Xavier glared at me with those startling gray eyes.

"I understand you cared about your brother very much –"

"She laughed," he said suddenly.

"What?"

"The bi… girl that killed him. She killed him, and he was screaming, and then she picked the phone up and laughed about it."

Crap. I could see the anger – very cold, very hard – in his eyes, and hear it in his voice. Xavier Ross might be a kid, but he was old enough apparently to have an adult's desire for justice… or revenge. "You heard this?"

"He was …" his voice caught, then he managed to control it. "He was talking to me when she did it."

"Sure it was a 'she'?"

His smile was tight, without much humor. "Yeah. I can't prove it, but I'm sure. Real sure. Almost sounded like a little girl, and the way my brother reacted before… before she did it, he didn't think she was a threat, just someone who wanted to use the phone."

That was surprising on multiple levels. His brother had obviously called him from a public phone – not a hotel room, not using a cell phone.
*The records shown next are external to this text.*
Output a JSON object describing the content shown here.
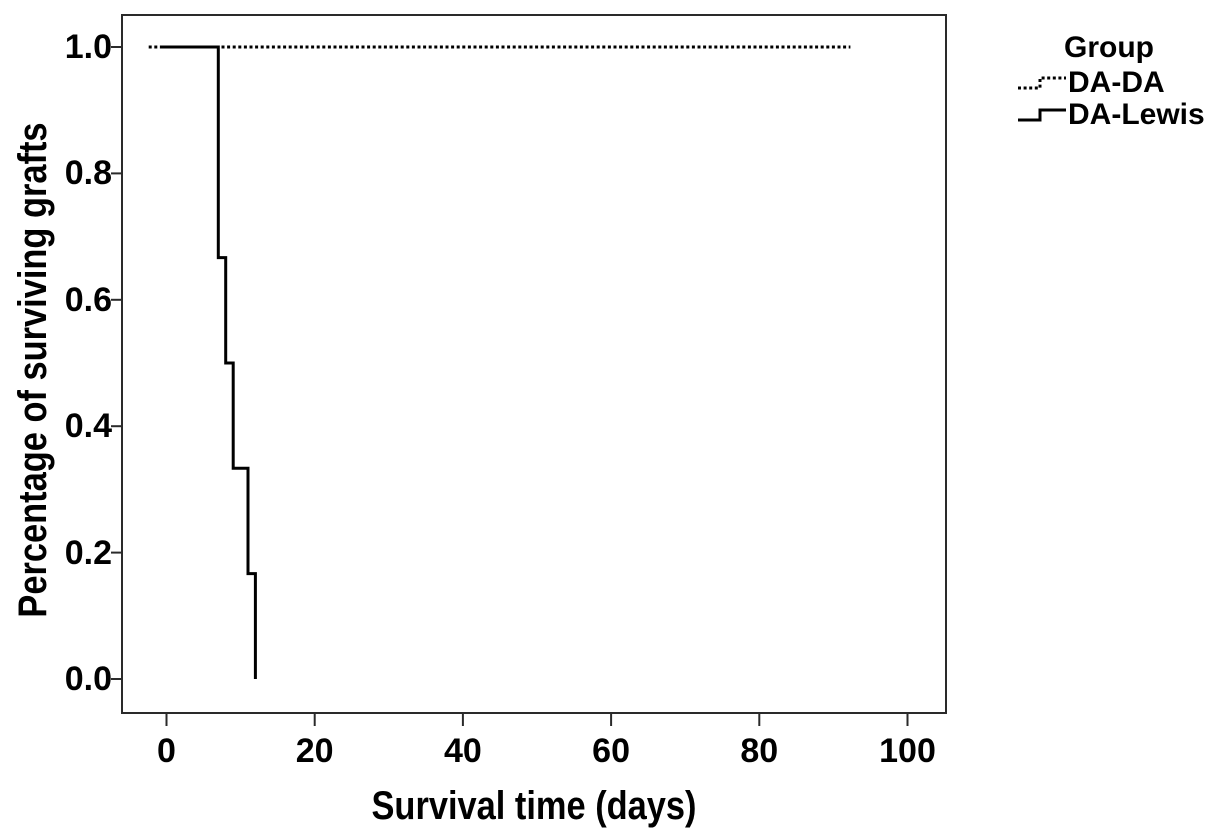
{
  "figure": {
    "background": "#ffffff",
    "line_color": "#000000",
    "frame_color": "#2a2a2a",
    "text_color": "#000000"
  },
  "chart_data": {
    "type": "line",
    "subtype": "kaplan-meier-step-survival",
    "title": "",
    "xlabel": "Survival time (days)",
    "ylabel": "Percentage of surviving grafts",
    "xlim": [
      -6.0,
      105.2
    ],
    "ylim": [
      -0.0538,
      1.0506
    ],
    "x_ticks": [
      0,
      20,
      40,
      60,
      80,
      100
    ],
    "x_tick_labels": [
      "0",
      "20",
      "40",
      "60",
      "80",
      "100"
    ],
    "y_ticks": [
      0.0,
      0.2,
      0.4,
      0.6,
      0.8,
      1.0
    ],
    "y_tick_labels": [
      "0.0",
      "0.2",
      "0.4",
      "0.6",
      "0.8",
      "1.0"
    ],
    "grid": false,
    "legend": {
      "title": "Group",
      "position": "top-right-outside"
    },
    "series": [
      {
        "name": "DA-DA",
        "style": "dotted",
        "color": "#000000",
        "points": [
          [
            -2.4,
            1.0
          ],
          [
            92.3,
            1.0
          ]
        ]
      },
      {
        "name": "DA-Lewis",
        "style": "solid",
        "color": "#000000",
        "points": [
          [
            -0.6,
            1.0
          ],
          [
            7,
            1.0
          ],
          [
            7,
            0.6667
          ],
          [
            8,
            0.6667
          ],
          [
            8,
            0.5
          ],
          [
            9,
            0.5
          ],
          [
            9,
            0.3333
          ],
          [
            11,
            0.3333
          ],
          [
            11,
            0.1667
          ],
          [
            12,
            0.1667
          ],
          [
            12,
            0.0
          ]
        ]
      }
    ]
  }
}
And then he'd been apparently killed quickly and savagely by someone he didn't think of as threatening. Given that my research had shown Michael Ross as a survivor of dangerous situations around the world, and an expert in both armed and unarmed combat… whoever took him down had to be something special. "And she laughed?"

"Oh, yeah." His teeth clenched so hard I could see the muscles jump at his temples before he relaxed. "I…" He swallowed. "I heard Mike s…scream, and then… she laughed. Like a … like a happy girl. And she said 'Oh, so pretty, so pretty, the patterns in the moonlight. But oh, such a waste of blood.' And then she whispered ' Michael's quiet now. He says goodbye,' and hung up on me."

Jesus H. Christ. I couldn't blame Xavier for his anger. That was one of the most macabre stories I'd ever heard. "I'm sorry, Xavier. That's… hideous."

He looked at me. "But you're still not going to help me any more."

I shook my head reluctantly. "No. This is clearly police business. Take the evidence I've got, bring it to Lieutenant Reisman – you know her?"

He nodded. "She interviewed me."

"Okay, take it to her, tell her you got it from me. I'm sure they'll have to reopen the case, especially if you and your family push for it."

He looked unconvinced, but apparently the expression on my face convinced him I wasn't going to change my mind. "Okay."

He got out his credit card, but I waved it away. "Not taking any more from you, not after that story. Consider it a public service. Someone like that shouldn't get away with it."

His expression brightened, just a hair. "Thanks. I mean it."

"You're welcome." I shook his hand. "Good luck, Xavier."

I watched him go out the door. They damn well better reopen that case, because he's not taking "no" for an answer.